Association Encrier - Poésies et quelques textes

Rencontre avec Verlaine : À Eugène Carrière Les Sages d'autrefois ...

À Eugène Carrière

Les Sages d’autrefois, qui valaient bien ceux-ci,

Crurent, et c’est un point encor mal éclairci,

Lire au ciel les bonheurs ainsi que les désastres,

Et que chaque âme était liée à l’un des astres.

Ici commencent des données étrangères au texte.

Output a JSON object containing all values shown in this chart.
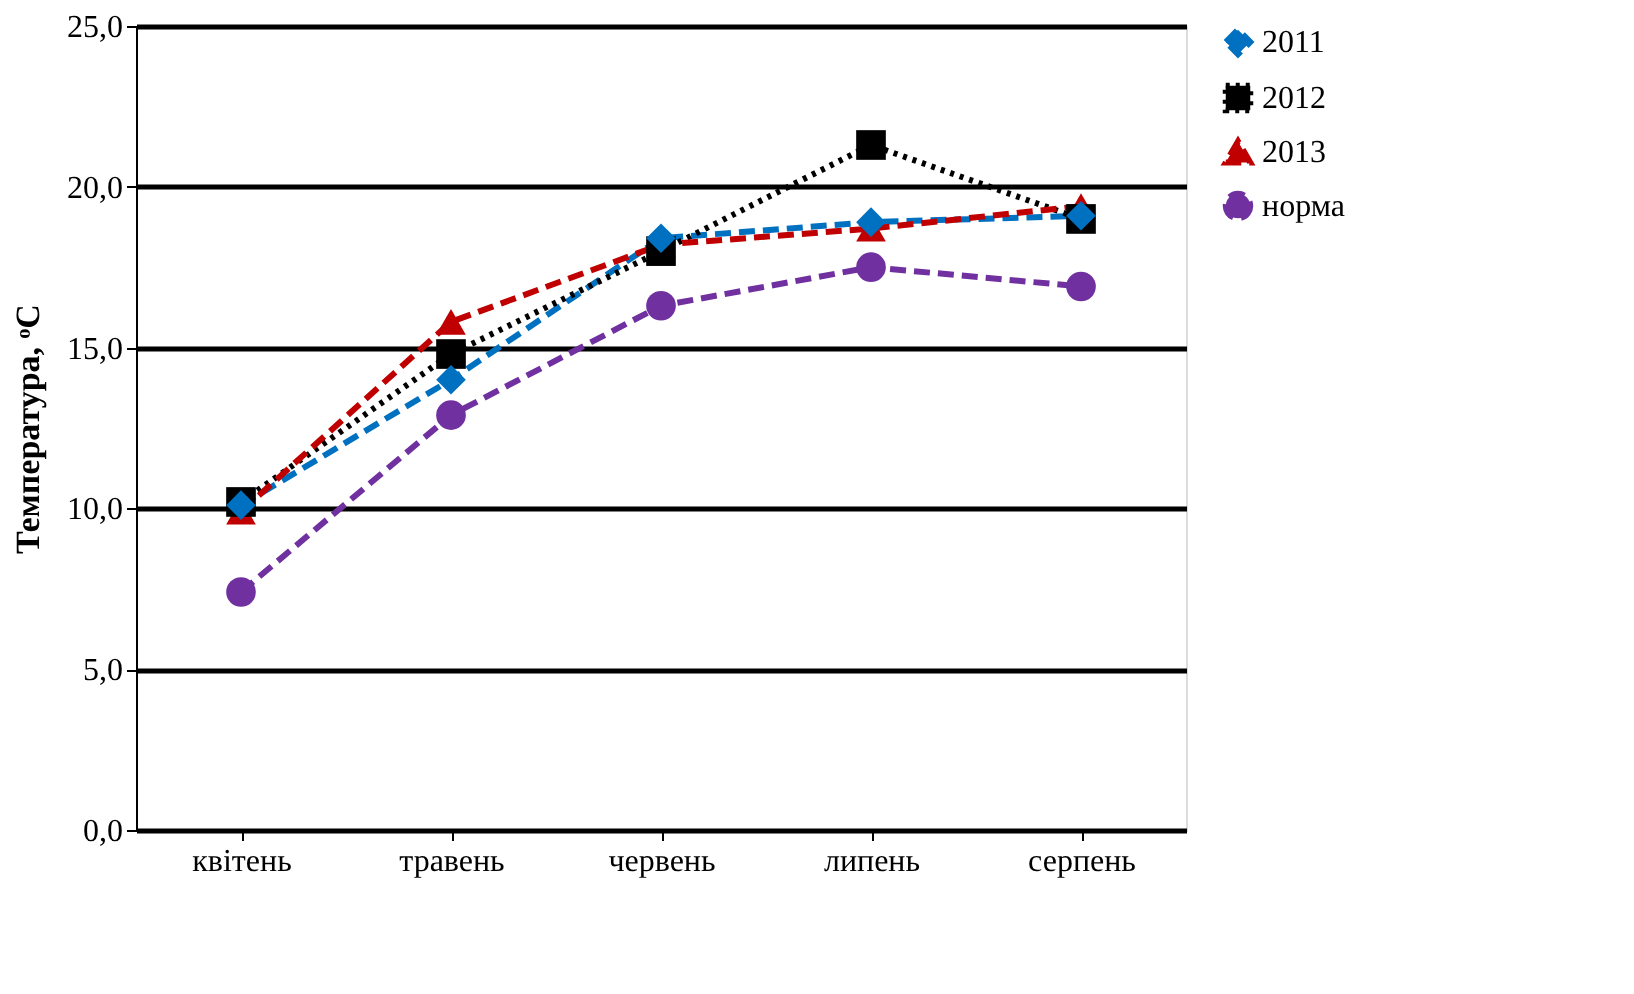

(On a beaucoup raillé, sans penser que souvent

Le rire est ridicule autant que décevant,

Cette explication du mystère nocturne.)

Or ceux-là qui sont nés sous le signe Saturne,

Fauve planète, chère aux nécromanciens,

Ont entre tous, d’après les grimoires anciens,

Bonne part de malheur et bonne part de bile.

L’Imagination, inquiète et débile,

Vient rendre nul en eux l’effort de la Raison.

Dans leurs veines, le sang, subtil comme un poison,

Brûlant comme une lave, et rare, coule et roule

En grésillant leur triste Idéal qui s’écroule.

Tels les Saturniens doivent souffrir et tels

Mourir, — en admettant que nous soyons mortels, —

Leur plan de vie étant dessiné ligne à ligne

Par la logique d’une Influence maligne.

Verlaine-Poèmes saturniens

(Poème mis en épigraphe de la deuxième partie : Saturne , astre de la mélancolie du livre Saturne et la Mélancolie de Raymond Klibansky , Erwin Panofsky et Fritz Saxl )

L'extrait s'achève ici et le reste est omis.